SEA programs are multidisciplinary learning communities that address the critical environmental issues of our time:
- Climate Change
- Human Impacts on the Environment
- Environmental Justice
Acknowledging that human actions underlie environmental change, we realize that these issues must be approached from multiple disciplines, including science, history, culture studies, and policy.
SEA is committed to implementing high-impact student engagement and learning practices described by the Association of American Colleges and Universities in their Liberal Education and America’s Promise (LEAP) initiative. These include: Common Intellectual Experiences, Learning Communities, Collaborative Assignments and Projects, Undergraduate Research, and Diversity/ Global Learning.
The initial shore component in Woods Hole allows students to develop well-researched projects to bring into the field. Time aboard our ships and in foreign ports of call allows us to take what we learned in the classroom and test it against our observations of the marine environment, natural landscapes, human infrastructures, and the knowledge and opinions of local people.
We stress good communication skills in written work and through oral presentations, both in the early stages of research where ideas can be tested, and at the conclusion of a project, where a mastery of the material can be demonstrated. In addition to research papers and reports, students’ work may be shared with a larger audience through blogs, podcasts, web-based atlases, and social media. SEA faculty have co-published work with students, and presented research with them at professional conferences.

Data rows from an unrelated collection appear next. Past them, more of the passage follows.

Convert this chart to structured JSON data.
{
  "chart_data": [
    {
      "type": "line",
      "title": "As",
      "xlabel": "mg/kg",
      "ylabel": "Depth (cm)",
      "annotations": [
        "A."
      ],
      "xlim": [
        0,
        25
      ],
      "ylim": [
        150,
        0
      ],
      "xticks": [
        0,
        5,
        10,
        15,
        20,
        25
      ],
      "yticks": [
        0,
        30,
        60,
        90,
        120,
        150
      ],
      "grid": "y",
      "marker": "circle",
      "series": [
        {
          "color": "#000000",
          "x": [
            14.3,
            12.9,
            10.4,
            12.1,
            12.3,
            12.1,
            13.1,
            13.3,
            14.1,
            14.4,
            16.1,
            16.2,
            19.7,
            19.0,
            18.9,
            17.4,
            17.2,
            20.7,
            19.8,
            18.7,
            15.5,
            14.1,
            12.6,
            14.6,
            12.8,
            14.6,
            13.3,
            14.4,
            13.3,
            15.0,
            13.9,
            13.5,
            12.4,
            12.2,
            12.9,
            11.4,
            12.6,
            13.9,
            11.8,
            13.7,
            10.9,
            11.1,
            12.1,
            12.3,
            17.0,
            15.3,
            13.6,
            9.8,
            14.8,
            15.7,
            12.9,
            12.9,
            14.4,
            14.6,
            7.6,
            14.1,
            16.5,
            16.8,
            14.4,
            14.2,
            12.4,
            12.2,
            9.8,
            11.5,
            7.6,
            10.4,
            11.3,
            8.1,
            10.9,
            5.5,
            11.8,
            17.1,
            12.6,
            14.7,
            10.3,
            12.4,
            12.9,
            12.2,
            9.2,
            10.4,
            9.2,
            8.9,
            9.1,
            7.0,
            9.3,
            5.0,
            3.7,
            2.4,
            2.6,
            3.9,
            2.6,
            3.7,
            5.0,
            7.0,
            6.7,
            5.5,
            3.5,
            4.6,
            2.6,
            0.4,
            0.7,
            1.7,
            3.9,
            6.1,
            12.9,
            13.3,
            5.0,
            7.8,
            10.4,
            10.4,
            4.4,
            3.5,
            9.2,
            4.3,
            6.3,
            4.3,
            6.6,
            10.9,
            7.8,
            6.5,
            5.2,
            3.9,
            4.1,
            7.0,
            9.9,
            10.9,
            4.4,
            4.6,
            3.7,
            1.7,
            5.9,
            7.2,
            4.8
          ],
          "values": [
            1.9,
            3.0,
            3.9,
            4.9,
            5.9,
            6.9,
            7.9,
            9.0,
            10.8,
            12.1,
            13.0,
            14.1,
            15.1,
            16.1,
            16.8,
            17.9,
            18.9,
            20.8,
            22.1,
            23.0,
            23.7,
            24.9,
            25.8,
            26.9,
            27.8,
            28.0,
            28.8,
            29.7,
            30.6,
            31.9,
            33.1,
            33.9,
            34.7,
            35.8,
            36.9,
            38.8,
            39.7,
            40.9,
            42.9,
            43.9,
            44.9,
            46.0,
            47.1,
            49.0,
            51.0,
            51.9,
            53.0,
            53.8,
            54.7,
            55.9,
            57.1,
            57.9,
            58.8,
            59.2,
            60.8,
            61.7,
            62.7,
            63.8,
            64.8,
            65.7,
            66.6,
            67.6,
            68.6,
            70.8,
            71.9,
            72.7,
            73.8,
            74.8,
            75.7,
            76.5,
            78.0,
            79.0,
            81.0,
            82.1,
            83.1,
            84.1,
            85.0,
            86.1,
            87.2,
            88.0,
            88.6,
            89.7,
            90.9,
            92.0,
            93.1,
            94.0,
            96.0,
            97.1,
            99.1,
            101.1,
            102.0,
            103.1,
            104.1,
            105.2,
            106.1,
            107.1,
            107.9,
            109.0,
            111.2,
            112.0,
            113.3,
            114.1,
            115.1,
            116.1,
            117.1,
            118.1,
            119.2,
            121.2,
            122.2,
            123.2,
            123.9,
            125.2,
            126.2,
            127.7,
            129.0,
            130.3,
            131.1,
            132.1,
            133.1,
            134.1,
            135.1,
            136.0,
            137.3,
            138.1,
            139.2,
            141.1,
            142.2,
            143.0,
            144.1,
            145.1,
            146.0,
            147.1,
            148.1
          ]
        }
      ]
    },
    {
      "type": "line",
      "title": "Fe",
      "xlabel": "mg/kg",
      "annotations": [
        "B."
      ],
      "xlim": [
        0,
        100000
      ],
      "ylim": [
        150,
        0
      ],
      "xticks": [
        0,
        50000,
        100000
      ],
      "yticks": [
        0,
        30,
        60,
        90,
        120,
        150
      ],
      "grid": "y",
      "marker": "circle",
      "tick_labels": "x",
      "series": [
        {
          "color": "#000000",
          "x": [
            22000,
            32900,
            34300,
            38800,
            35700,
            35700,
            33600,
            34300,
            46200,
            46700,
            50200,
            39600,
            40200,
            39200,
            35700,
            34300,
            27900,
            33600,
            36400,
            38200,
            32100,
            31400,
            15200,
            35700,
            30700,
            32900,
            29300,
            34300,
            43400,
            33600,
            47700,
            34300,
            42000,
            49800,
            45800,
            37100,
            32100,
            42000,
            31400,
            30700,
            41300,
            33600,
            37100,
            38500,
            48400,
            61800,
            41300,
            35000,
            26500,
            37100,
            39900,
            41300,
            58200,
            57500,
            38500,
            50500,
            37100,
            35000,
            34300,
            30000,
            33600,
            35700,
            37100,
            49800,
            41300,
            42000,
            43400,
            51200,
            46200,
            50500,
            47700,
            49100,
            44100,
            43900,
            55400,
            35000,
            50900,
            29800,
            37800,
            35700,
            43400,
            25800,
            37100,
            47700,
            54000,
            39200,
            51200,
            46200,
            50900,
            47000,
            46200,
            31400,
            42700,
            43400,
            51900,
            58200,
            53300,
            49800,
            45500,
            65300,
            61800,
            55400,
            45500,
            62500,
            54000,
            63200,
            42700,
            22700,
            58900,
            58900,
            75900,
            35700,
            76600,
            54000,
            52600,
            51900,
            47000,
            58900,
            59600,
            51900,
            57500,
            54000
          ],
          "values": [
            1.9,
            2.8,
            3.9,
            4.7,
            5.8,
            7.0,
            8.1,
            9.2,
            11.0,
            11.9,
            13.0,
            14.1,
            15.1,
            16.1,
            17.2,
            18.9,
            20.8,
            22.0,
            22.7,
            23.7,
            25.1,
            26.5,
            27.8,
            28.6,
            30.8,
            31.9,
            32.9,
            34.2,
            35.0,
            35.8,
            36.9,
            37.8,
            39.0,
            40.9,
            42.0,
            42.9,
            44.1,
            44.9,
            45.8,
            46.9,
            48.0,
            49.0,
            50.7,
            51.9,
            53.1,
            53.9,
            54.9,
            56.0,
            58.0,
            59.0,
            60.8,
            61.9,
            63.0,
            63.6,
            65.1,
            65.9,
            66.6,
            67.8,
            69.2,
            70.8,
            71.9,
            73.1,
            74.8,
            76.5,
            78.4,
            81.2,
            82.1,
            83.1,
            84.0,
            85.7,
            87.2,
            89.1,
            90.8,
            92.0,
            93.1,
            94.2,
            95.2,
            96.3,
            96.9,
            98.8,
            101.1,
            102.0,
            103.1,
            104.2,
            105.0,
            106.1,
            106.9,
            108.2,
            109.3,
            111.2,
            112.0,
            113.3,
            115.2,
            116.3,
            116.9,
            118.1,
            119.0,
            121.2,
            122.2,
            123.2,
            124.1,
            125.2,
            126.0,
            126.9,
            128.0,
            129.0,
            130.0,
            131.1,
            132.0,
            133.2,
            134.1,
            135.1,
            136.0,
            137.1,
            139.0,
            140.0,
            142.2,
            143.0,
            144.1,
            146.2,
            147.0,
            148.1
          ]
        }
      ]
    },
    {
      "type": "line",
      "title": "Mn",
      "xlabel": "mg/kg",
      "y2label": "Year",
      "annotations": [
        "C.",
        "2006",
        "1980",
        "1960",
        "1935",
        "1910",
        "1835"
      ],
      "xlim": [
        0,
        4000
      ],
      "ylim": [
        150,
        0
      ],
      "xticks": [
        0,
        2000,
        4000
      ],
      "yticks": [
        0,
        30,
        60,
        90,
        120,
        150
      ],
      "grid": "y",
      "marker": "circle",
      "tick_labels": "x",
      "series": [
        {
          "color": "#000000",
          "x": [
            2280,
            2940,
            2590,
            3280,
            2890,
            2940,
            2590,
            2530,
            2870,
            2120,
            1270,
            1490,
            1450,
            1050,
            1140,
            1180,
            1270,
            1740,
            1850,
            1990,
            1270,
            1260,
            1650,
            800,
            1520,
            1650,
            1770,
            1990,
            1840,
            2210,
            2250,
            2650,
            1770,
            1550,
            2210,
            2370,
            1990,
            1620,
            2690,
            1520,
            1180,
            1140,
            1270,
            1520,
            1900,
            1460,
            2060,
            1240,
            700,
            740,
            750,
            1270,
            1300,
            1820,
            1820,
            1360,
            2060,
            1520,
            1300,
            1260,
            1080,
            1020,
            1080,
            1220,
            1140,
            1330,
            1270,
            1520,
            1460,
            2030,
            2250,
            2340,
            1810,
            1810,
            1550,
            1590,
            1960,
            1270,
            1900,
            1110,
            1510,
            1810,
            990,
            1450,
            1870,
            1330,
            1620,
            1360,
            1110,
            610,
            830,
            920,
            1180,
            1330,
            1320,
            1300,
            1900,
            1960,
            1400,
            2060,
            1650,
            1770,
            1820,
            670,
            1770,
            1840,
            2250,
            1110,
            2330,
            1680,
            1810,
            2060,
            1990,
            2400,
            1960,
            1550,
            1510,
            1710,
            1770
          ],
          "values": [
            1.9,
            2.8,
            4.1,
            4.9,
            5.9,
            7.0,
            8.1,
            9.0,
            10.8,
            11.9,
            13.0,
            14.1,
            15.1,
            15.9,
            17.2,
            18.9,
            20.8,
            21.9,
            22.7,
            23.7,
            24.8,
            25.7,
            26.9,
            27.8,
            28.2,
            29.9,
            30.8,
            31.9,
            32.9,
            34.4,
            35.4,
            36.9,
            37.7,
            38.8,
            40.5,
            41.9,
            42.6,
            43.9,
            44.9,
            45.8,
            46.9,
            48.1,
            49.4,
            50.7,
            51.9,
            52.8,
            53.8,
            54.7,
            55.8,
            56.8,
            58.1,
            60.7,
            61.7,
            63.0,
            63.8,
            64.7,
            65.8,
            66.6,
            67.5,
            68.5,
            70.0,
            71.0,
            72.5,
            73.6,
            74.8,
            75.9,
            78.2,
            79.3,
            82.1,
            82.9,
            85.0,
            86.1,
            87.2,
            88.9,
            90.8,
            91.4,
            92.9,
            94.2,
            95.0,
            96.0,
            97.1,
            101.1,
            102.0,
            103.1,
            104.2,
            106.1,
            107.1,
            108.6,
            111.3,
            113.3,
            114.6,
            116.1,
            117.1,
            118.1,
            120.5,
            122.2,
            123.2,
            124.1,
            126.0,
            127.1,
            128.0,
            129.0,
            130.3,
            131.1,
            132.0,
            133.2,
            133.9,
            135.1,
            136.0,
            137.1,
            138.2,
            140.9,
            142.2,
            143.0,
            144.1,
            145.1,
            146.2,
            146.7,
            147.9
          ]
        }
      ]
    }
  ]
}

The dynamic environment of our ships, coupled with preparatory coursework on shore in Woods Hole, develops teamwork, problem solving, and leadership skills. These skills are then put into practice in multiple real-world situations. Alumni describe SEA as a transformative experience. More than two-thirds of alumni participating in post-program surveys say SEA increased their self-confidence, and made them effective participants in collaborative teams.